Казалось, что на западной части небосклона кто-то раздавил миллионы тонн малины, и сок ее пропитал весь воздух от земли до космоса.
Я поднатужился и написал поезду на колеса, а потом долго и глубокомысленно смотрел ему вслед. Было страшно и хорошо. Страшно — от жизни и хорошо — от нее же.
Завтра был урок с Лешей.
11
Два кирпичных дома вафельного цвета с желто-оранжевыми балконами целовались друг с другом в луже.
Тополь рвался своей кроной в небо, в безбрежность распахнутых настежь облаков. Но чем более страстно он это делал, тем глубже уходило его отражение в луже на дно, вниз, к центру Земли.
И снова я шел по этой освещенной и освященной солнцем улице, снова мелькали мимо меня разноцветные машины, в том числе мои любимые старые грузовые «ЗиЛы», от которых так вкусно пахнет бензином, которые возили в моем детстве продукты в магазин возле нашего дома и за которыми так интересно было гонять на велосипеде. Снова глядел я прямо на ходу в раскрытый блокнот с планом урока, мучаясь от того, что не отрабатываю, наверно, тех денег, которые мне за него платят. Но теперь я чувствовал и что-то иное — словно вырвался в новое измерение, пугающее и пьянящее, изумляющее и сводящее с ума. Я себе разрешил. Я понял, что пора начинать соблазнять его, что пора делать свои мечты реальностью — или позором и кошмаром.

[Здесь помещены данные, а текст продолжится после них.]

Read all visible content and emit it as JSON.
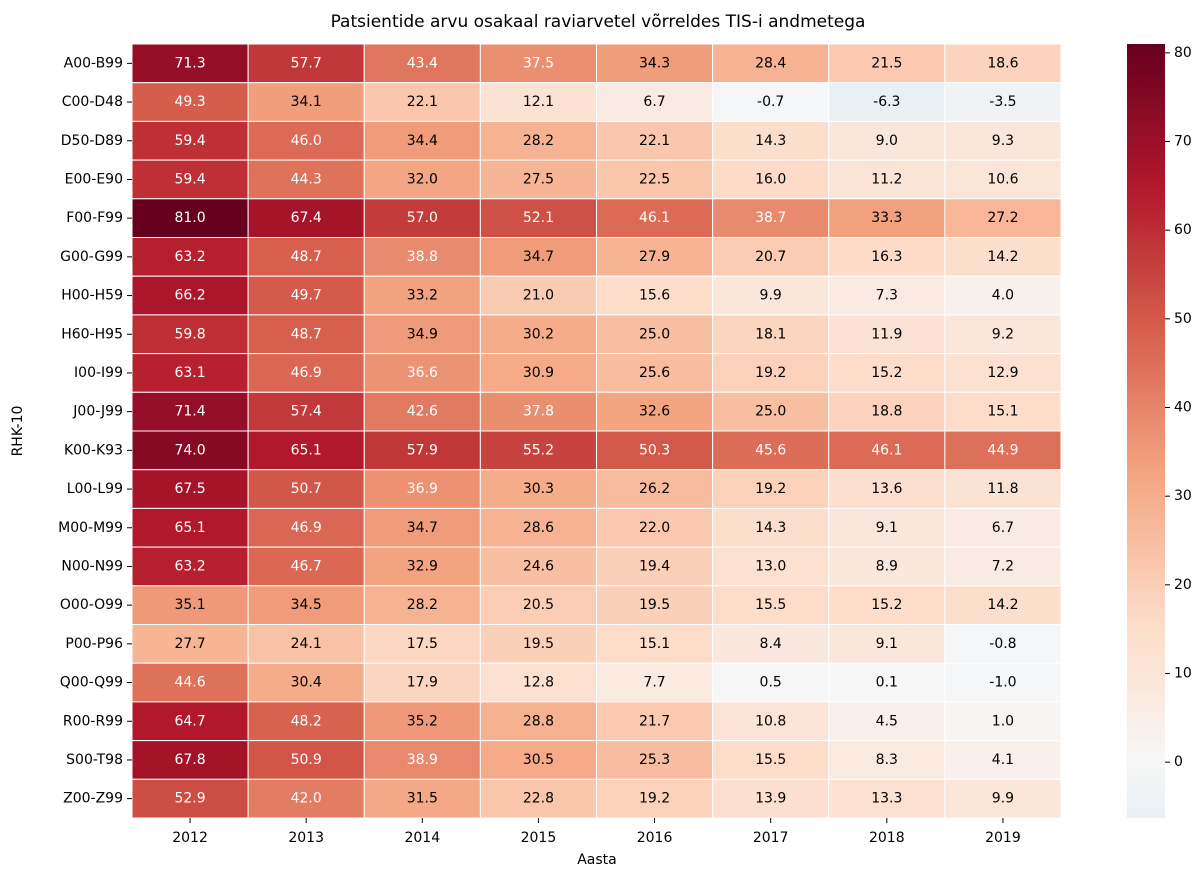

На солнышке золотилось пушистое кучевое облако. Его выдохнул из себя какой-то небесный великан. Возможно, это был Бог.
Я поднялся, как всегда, по короткой, из трех ступенек гранитно-мраморной лестнице, — и почувствовал вдруг, что меня впервые пугает ее жесткость. Мне было страшно на нее наступать. В своей обостренной чувствительности я увидел в ней жесткость мира. Мне хотелось, чтобы она была мягче. Я невольно представил вдруг, каково на нее падать.
Потом была тяжелая и глухая металлическая дверь подъезда. Я нажал на кнопку — в будке консьержки еле слышно зазвенел звонок. И снова мне пришло в голову причудливое сравнение. Я подумал, что так вот и человек, например, я в юности, просит порой красоту и любовь у этого мира: нажимает на маленькую кнопочку, чтобы кто-то, возможно, сжалился над ним и отворил громоздкую и прочную дверь, которой он от него отгородился. А пока он будет решать, ты будешь стоять на солнцепеке, на проливном дожде, на ветру или на колючем морозе и ждать его милости, которой, возможно, никогда и не последует.
А теперь, может быть, уже сегодня, мне предстоит эту дверь взломать.
В будке зашевелилось, зашебуршало, забулькало, и раздался тонкий писк — словно едва заметный знак, который подают нам, чтобы показать, что можно войти, что мы нужны.
Я потянул на себя могучую дверь и вошел в идеально скользкий и прохладный после уличной жары коридор.
— Вы к кому? — спросила меня консьержка.
— К Тарасенко, — ответил я. — Я их частный преподаватель.
Она удовлетворилась и вернулась обратно в будку — смотреть в окно, на полыхающий за ним день, на это ослепительно яркое и жаркое лето.